Truly standing up for yourself means clearly communicating your needs and giving someone the opportunity to meet them. If they aren’t willing to meet them at that moment, it doesn’t take away anything for you. It means that you’re still valuable and your needs are still important and more importantly don’t demonize someone for not meeting your needs. That person is still important and valuable just like you. I know this may not be the best analogy, it’s literally like going to Walmart to pick up Gain Clean Linen laundry detergent and they’re out of stock so you run to Target to pick it up. Does it mean you’re going to burn Walmart down? I highly doubt it.

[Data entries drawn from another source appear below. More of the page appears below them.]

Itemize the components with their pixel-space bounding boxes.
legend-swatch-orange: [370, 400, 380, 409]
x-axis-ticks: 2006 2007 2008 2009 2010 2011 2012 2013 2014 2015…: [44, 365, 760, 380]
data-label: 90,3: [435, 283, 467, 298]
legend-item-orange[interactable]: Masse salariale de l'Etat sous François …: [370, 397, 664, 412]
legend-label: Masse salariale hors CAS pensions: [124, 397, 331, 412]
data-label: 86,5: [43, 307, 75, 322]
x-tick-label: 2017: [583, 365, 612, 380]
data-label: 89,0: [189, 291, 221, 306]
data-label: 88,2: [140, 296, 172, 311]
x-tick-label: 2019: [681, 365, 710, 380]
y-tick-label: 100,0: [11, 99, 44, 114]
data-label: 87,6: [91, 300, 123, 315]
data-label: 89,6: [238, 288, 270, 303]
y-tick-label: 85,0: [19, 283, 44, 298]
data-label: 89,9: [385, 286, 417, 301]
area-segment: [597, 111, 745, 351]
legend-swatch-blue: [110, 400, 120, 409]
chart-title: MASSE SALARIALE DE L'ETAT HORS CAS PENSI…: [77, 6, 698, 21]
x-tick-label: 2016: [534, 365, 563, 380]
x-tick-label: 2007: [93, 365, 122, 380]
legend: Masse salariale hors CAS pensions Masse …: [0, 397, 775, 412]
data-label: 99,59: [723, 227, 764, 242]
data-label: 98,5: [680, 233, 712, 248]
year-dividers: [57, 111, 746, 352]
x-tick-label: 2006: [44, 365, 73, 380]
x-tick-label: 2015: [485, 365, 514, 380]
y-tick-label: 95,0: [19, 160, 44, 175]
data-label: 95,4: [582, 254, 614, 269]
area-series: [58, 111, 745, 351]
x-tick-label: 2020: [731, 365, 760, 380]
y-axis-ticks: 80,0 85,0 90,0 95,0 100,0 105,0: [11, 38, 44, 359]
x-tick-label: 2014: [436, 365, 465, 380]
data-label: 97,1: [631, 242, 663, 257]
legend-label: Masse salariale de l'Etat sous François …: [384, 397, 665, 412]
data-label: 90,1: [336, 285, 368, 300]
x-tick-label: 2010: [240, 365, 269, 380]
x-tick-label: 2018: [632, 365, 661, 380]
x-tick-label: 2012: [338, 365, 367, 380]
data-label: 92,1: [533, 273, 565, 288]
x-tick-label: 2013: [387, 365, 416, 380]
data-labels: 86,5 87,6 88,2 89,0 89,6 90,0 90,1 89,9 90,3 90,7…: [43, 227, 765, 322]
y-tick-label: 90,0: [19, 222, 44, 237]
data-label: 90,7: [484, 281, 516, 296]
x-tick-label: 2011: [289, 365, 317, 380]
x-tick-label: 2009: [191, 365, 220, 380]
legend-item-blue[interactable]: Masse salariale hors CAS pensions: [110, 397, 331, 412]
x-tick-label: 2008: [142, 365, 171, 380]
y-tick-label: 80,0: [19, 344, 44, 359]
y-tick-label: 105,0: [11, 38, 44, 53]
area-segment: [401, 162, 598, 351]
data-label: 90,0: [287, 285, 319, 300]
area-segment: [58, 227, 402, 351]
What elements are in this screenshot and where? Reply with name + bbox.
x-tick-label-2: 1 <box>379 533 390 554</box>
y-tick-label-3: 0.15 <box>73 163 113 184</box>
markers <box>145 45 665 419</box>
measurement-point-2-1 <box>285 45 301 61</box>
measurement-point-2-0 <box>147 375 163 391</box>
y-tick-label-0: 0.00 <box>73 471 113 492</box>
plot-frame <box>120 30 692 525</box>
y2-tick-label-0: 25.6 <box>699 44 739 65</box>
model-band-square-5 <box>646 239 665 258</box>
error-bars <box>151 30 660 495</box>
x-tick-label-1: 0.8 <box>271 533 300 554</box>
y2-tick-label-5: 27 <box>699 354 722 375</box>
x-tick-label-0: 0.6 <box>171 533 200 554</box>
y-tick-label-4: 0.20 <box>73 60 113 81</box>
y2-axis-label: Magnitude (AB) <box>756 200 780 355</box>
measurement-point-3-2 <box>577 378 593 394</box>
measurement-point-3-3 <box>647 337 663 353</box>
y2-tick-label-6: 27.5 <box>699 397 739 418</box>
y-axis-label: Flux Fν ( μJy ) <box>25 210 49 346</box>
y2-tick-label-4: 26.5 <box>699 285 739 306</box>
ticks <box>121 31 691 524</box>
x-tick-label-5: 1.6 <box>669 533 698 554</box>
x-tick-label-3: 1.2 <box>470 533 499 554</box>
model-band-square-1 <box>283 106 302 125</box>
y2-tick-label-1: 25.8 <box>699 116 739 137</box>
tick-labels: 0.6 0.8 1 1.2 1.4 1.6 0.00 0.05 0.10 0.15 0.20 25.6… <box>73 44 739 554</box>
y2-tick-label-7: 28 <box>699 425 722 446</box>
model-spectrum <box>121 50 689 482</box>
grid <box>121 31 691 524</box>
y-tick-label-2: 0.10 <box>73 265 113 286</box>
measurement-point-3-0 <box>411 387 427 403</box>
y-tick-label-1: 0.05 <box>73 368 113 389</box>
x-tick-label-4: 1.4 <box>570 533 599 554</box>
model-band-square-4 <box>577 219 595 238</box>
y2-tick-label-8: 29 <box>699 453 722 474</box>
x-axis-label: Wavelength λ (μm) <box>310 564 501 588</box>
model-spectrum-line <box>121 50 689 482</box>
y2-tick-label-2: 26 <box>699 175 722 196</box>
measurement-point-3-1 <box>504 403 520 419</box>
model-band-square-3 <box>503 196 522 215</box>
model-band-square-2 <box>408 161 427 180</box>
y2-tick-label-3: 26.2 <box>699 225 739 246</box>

Learning to use my voice didn’t look like what I thought it would. I always saw standing up for yourself being loud and using a lot of colorful language and often the bark was bigger than the bite. Two things I notice looking back, being loud and colorful doesn’t establish anything, it shows that you’re really loud and can curse extremely well.
After my divorce, the one thing I learned about myself is that my confidence and self love is quiet and it doesn’t mean that it’s not powerful. It’s takes a lot more resistance to remain calm and collected and at the same time letting others know what you will and won’t tolerate.
I’m still learning and unlearning quite a few things about soul love, one thing I know for sure is that it’s one of the most important skills to learn. It’s a lot like a muscle that strengthens over time and the more experiences you have the sharper they will be.